Wednesday Morning. I’m sitting up in bed working on my laptop with MLP asleep by my side. Having established that I was busy Tuesday and Wednesday evenings and he was busy Thursday and Saturday, he’d popped over to spend the night late on Tuesday. I made him dinner of chicken soup followed by a Spanish omelette and salad I’d prepared earlier.
After dinner, we'd settled on the sofa and had a few drinks. We'd talked and laughed and hung together and I suddenly decided I’d had enough of him wearing the ring his ex-girlfriend bought him which he professed not to be able to get off.
I went into the kitchen and returned with some olive oil which I rubbed over his finger eventually managing to remove the offending article. I now feel he’s even more mine and I tell him so. He smiles enigmatically. I then proceed to re-open his closed-up earring hole with a rather girlie heart-shaped fake diamond ear stud of mine. Possession is nine tenths of the law.
At around 1.15 a.m. we go to bed and lie there face to face gazing deeply into each other’s eyes. Mine are asking a million questions and he slowly begins to talk:
“I…er…I need to tell you something…” he begins.
Oh shit… oh shit… what’s it going to be?
“Is it bad?” I whisper trepidantly. “Do I want to hear this?”
“Prob’ly not but you're gonna anyway” and he laughs much too loudly for the room.
“You know when you texted me…”
“IwaspissedIdidn’tmeanit…”
“…and you spelt it ‘l-u-v’…”
“You see! That doesn’t count…and I really regretted it afterwards…”
“But you said it to me one other time…”
“No I didn’t! Did I? When? I don’t remember…Did I?”
“You did. In the car once…anyway…listen…shut up and listen. I like everything about you. I like being with you all the time. There’s not a moment in the day I don’t think about you.

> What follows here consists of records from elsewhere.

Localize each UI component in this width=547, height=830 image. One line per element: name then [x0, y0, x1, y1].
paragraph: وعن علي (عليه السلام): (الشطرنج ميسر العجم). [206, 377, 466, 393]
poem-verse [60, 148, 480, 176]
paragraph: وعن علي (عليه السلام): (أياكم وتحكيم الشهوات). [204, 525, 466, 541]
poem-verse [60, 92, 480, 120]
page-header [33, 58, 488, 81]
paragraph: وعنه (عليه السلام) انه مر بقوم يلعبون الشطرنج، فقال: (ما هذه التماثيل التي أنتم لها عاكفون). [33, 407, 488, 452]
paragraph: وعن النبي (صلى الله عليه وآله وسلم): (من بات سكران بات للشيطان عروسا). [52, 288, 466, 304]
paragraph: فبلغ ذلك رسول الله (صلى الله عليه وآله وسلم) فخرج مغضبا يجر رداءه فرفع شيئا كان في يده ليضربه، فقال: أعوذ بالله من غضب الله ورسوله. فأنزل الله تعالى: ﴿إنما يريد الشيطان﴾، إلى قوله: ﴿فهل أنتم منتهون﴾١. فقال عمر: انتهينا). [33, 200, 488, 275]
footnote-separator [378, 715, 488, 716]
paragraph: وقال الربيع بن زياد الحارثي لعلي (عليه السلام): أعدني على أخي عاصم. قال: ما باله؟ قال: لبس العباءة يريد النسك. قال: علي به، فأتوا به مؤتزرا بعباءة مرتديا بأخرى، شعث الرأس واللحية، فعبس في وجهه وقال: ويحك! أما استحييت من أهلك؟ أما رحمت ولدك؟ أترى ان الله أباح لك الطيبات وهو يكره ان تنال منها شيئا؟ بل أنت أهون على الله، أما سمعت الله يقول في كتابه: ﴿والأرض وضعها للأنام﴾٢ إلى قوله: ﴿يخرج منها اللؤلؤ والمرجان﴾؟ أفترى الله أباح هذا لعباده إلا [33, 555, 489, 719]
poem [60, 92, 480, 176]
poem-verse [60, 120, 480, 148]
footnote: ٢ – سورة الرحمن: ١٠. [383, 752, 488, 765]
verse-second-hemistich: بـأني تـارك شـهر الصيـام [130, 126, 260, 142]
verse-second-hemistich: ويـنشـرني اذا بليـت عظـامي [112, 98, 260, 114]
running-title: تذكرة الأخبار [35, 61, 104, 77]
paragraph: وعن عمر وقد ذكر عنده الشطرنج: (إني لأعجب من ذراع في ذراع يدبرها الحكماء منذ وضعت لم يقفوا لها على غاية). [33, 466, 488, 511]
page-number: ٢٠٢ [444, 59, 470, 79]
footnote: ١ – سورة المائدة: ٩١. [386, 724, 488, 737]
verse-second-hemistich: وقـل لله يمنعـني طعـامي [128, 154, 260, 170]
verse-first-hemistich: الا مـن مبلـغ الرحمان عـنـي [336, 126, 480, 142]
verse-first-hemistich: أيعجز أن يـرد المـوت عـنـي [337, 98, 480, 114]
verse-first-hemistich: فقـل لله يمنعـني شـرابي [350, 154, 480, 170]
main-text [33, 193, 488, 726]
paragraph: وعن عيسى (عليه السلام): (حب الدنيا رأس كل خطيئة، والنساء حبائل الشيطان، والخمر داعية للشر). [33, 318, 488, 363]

I even Google Earthed you the other day… but…er… Love… to me… it’s such a big word. And people misuse it. It’s like… enormous and I would never say it lightly unless I really, really meant it. I just wouldn’t. It’s…too important…so…”
“I know, I know… it’s OK baby…I quite understand…it’s just that when I’m with you sometimes, I get all swelled up and…and …”
I stop talking but I want to say “…and I do love you” to him now because I think I do. I stroke his face instead and feel both happy and sad, because he’s said some lovely words to me tonight but he’s not about to tell me he loves me. And I want to tell him all the time. I mean All The Time. At the end of every phone call, when I send him a text, at the beginning and end of each kiss, definitely when we’re making love. But now I feel I can’t ever say it again because it’s ‘too big’.
I do know that if he ever says it to me, he will really, really mean it, though. And for some reason I think this is going to happen in about three weeks’ time.
Next day, he joins me again on my morning business outings and we come back early and I buy him lunch at The Cochonnet. Then we come home and I get my laptop out and because I've got Air Miles, next thing I know I’m booking us a weekend away in two months time. Crazy.